The big question going into the playoffs was if the Raptors would stick with their new offensive system or revert back to their old, isolation-heavy ways when adversity hit. Well, they had 26 assists as a team – more than they recorded in all but two of their 10 playoff games last year. They took 30 threes – more than they attempted in any postseason game last year. Even when the Wizards threw their punch, going on a 15-2 run in the second quarter and taking a four-point lead into the half, Toronto stayed true to its offensive principles.
 
“We’ve got the utmost confidence in our teammates, the way we’ve been playing all year,” DeRozan said. “The style we’ve been playing all year is having trust in our teammates to make the next play. You see it. We invite the traps on us honestly; it kind of takes the pressure off us. Understand we’ll make the right pass and everyone else to going to make the right play, and guys did.”
 
The other big difference is that the supporting has earned their trust. The Raptors shot 53 per cent from three-point range, hitting 16 treys. Anunoby knocked down a couple in the first quarter, Wright hit three of his four attempts from deep and even Pascal Siakam got one to fall. Is that sustainable? No, probably not. They only have three, maybe four reliable three-point shooting threats on the roster. One of them, Lowry, shot 1-for-4 and another, Fred VanVleet, was out with a shoulder injury. VanVleet is expected back soon and eventually those guys are going to get hot. If the other guys continue to hit their shots, or find other ways to take advantage of the open space they’re seeing, Washington (and future opponents) will have to think twice about throwing the kitchen sink at the two guards.          
 
“In the past, everybody always got on those guys for being double-teamed and trapped but guys have to make plays when they give it up,” Dwane Casey said. “Tonight, guys did. C.J. made some shots, Delon hit some shots, and that's what you have to do. They were willing passers. That’s what I liked.
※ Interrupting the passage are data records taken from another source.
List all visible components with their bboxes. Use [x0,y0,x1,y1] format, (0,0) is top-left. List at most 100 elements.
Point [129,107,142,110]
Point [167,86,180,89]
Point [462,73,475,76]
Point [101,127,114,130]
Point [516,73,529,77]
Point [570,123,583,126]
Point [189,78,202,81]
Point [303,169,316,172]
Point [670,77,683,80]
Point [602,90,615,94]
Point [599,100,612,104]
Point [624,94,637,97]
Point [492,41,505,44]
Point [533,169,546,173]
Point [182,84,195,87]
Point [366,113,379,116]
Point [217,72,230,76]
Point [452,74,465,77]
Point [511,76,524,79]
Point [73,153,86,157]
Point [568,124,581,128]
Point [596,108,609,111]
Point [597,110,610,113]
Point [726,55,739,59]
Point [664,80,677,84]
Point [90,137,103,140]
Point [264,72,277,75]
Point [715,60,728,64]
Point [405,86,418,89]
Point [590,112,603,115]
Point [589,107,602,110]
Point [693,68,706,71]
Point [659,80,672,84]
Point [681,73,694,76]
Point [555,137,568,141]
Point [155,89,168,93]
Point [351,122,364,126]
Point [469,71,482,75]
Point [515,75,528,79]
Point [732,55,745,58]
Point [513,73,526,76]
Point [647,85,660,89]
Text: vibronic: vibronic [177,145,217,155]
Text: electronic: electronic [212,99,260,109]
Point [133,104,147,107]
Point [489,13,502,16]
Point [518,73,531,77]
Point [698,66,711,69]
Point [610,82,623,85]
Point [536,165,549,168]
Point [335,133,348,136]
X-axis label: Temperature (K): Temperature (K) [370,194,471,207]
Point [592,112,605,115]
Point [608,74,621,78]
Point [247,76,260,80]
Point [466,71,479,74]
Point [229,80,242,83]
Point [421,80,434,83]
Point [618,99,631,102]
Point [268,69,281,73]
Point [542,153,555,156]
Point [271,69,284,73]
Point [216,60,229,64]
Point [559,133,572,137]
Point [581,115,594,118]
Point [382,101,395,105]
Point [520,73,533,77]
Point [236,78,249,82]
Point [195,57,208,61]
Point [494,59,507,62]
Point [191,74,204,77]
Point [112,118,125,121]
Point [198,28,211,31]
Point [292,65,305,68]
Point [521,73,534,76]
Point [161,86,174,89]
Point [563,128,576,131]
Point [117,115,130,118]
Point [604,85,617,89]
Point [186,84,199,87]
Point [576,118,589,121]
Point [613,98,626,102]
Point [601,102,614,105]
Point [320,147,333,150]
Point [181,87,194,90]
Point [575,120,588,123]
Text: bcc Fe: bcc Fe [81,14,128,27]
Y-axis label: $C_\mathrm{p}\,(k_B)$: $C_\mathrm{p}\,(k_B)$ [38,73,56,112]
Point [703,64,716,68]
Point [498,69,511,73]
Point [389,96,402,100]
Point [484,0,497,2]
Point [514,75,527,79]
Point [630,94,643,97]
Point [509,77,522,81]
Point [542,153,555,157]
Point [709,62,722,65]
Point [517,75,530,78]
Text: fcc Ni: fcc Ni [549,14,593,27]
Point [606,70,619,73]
Again, it kind of goes with the theme we’ve tried to develop the entire year of ball movement, man movement, and it's not just two guys outscoring the opponent, it’s the Toronto Raptors outscoring the other team.”                                                   
 
Even without VanVleet, Casey used 11 players on Saturday. Generally, most teams short their rotation to eight or nine guys in the playoffs. Casey, as he promised he would, stuck to his – which expanded to as large as 12 during the regular season. Few, if any, teams have that kind of depth and, to his credit, Casey continues to do a commendable job at using it the right way.
 
Trailing by one point early in the fourth quarter, Casey turned to sparingly used third-string centre Lucas Nogueira. Despite scoring just one point and without taking a single shot, Bebe gave the Raptors nine quality – and unexpected – minutes, helping turn the game with his energy on the defensive end.
 
Casey has never had this many weapons to work with. DeRozan and Lowry have never played with so many guys capable of taking the pressure off.
 
The Wizards will not go away quietly. They’re probably only an eighth seed because their best player, John Wall, missed half the season. They’re a good, albeit often underachieving, team and the competition will only get tougher from here, with LeBron James and the Cavs lurking.
 
This is only one of the 12 wins they’ll need to reach their goal of coming out of the East. Do they have a real shot? That remains to be seen. But, whether they succeed or fail, this version of the team will do it on their own terms, because they aren’t the same old Raptors.